1. A noise suppressor for suppressing audio signal background noise, characterized in that it comprises:

a signal-to-noise ratio (SNR) estimator for generating channel SNR estimates for a first predefined set of frequency channels of the audio signal;

a gain estimator for generating a gain factor for each of said frequency channels based on a corresponding one of said channel SNR estimators, wherein said gain factor is derived using a gain function defining the gain factor as an SNR increasing function;

a gain adjuster for adjusting the gain level of each of said frequency channels according to one of said corresponding gain factors; and

A speech detector for determining the presence of speech in the audio signal, wherein the speech detector utilizes an estimator and a rate decision unit to detect the presence of speech.

2. The noise suppressor of claim 1, wherein said gain function is frequency dependent.

3. The noise suppressor according to claim 1, characterized in that said gain function is implemented as a look-up table.

4. The noise suppressor of claim 1, wherein said gain function is a linear function with a fixed slope and y-intercept.

5. The noise suppressor of claim 4, wherein said y-intercept is user selectable.

6. The noise suppressor of claim 4, wherein the y-intercept is adjusted based on a measured characteristic of noise within the audio signal.

7. The noise suppressor of claim 4, wherein said slope is user selectable.

8. The noise suppressor of claim 4, wherein said slope is adjusted based on a measured characteristic of noise within said audio signal.

9. The noise suppressor of claim 1, further comprising:

a noise energy estimator for generating an updated channel noise energy estimate for each of said frequency channels when said speech detector determines that there is no speech within said audio signal, said updated channel noise energy estimate being provided to said an SNR estimator to generate the channel SNR estimate.

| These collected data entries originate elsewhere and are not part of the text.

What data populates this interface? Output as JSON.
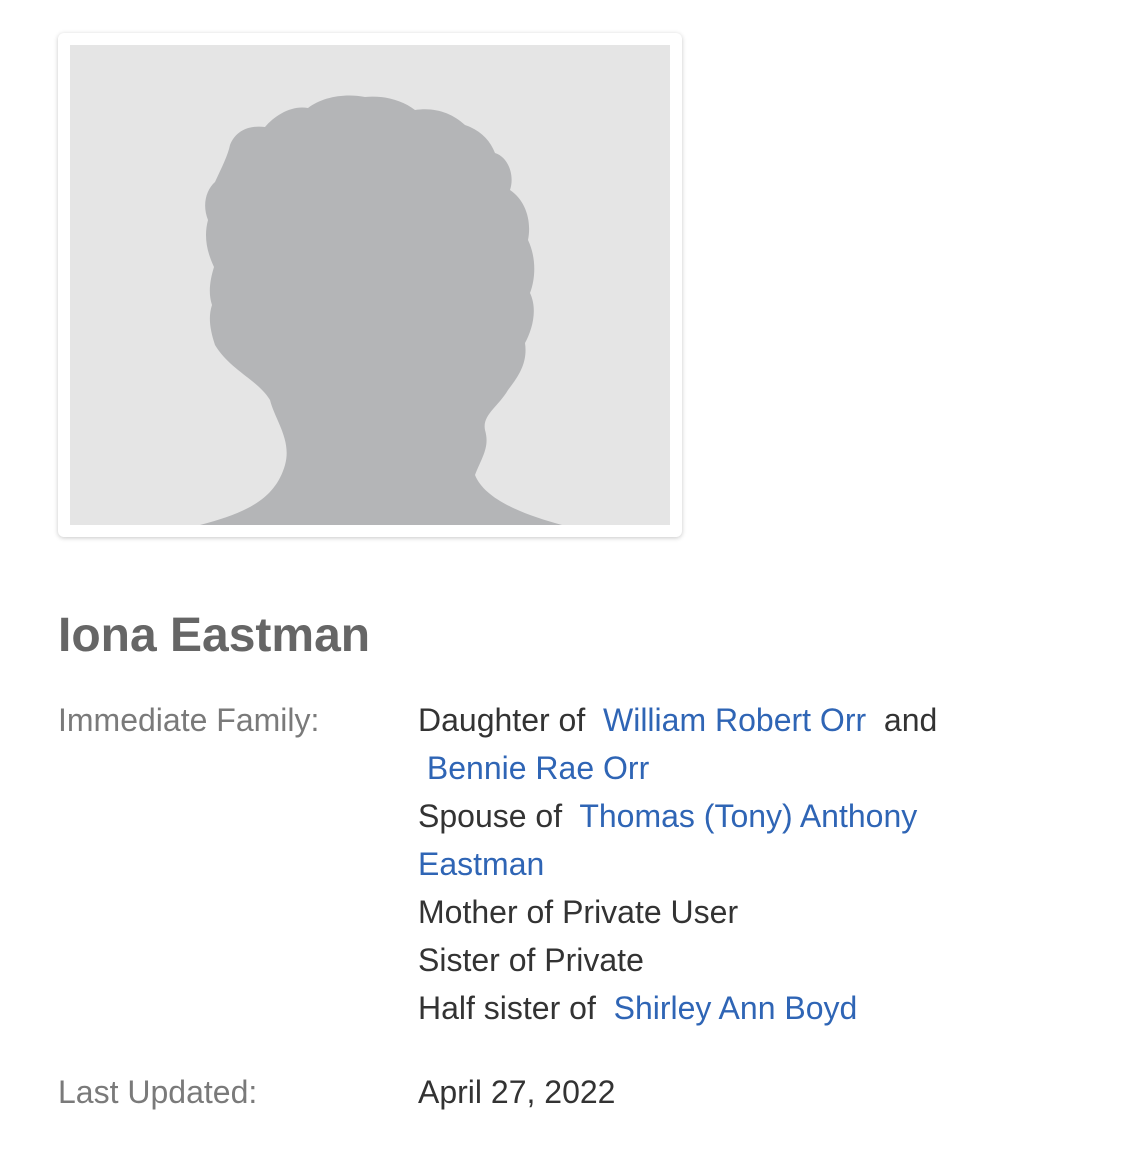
{
  "profile": {
    "name": "Iona Eastman",
    "photo_icon": "female-silhouette-placeholder",
    "photo_bg_color": "#e5e5e5",
    "silhouette_color": "#b4b5b7"
  },
  "details": {
    "family_label": "Immediate Family:",
    "updated_label": "Last Updated:",
    "last_updated": "April 27, 2022",
    "link_color": "#2f65b5"
  },
  "family": {
    "daughter_prefix": "Daughter of",
    "father": "William Robert Orr",
    "and_word": "and",
    "mother": "Bennie Rae Orr",
    "spouse_prefix": "Spouse of",
    "spouse": "Thomas (Tony) Anthony Eastman",
    "mother_of": "Mother of Private User",
    "sister_of": "Sister of Private",
    "half_sister_prefix": "Half sister of",
    "half_sister": "Shirley Ann Boyd"
  }
}
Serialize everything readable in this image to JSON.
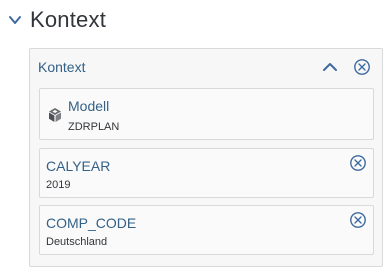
{
  "section": {
    "title": "Kontext",
    "collapse_icon": "chevron-down-icon"
  },
  "panel": {
    "title": "Kontext",
    "collapse_icon": "chevron-up-icon",
    "remove_icon": "circle-close-icon"
  },
  "cards": {
    "model": {
      "title": "Modell",
      "value": "ZDRPLAN",
      "icon": "cube-icon"
    },
    "calyear": {
      "title": "CALYEAR",
      "value": "2019",
      "remove_icon": "circle-close-icon"
    },
    "comp_code": {
      "title": "COMP_CODE",
      "value": "Deutschland",
      "remove_icon": "circle-close-icon"
    }
  },
  "colors": {
    "link_text": "#346187",
    "body_text": "#32363a",
    "border": "#d9d9d9",
    "panel_bg": "#f7f7f7"
  }
}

10. The noise suppressor of claim 9, wherein said speech detector comprises:

a signal-to-noise ratio (SNR) estimator for generating channel SNR estimates for a second predefined set of frequency channels of the audio signal;

A voice judging unit, configured to determine whether there is voice according to the estimated channel SNR of the second frequency channel group.

11. The noise suppressor as claimed in claim 10, wherein said voice detector further comprises:

a mode metric unit for determining at least one mode metric characterizing said audio signal;

Wherein the speech determination unit determines the presence of speech based on the at least one pattern metric.

12. The noise suppressor of claim 11, wherein the pattern metric comprises a normalized autocorrelation function (NACF) metric.

13. A noise suppressor for suppressing background noise of an audio signal, characterized in that it comprises:

means for detecting an encoding rate associated with said audio signal, wherein said audio signal is encoded according to an encoding rate;

means for determining whether speech is present in said audio signal based on a coding rate;

means for generating a channel signal-to-noise ratio (SNR) estimate for a predefined set of frequency channels of the audio signal;

means for determining a gain factor for each of said frequency channels if said means for determining whether speech is present in said audio signal determines that speech is present, wherein a gain function is defined for each of a set of frequency bands, and for each of said The frequency band defines a gain factor that increases as the SNR increases, and the channel gain factor is determined according to a gain function that ranges over a frequency band that includes the frequency channel; and

means for adjusting the gain level of each of said frequency channels according to said corresponding channel gain factor.

14. A noise suppressor as claimed in claim 13, wherein said means for determining a gain factor determines a minimum gain factor for each of said frequency channels if said means for determining whether speech exists determines that speech does not exist .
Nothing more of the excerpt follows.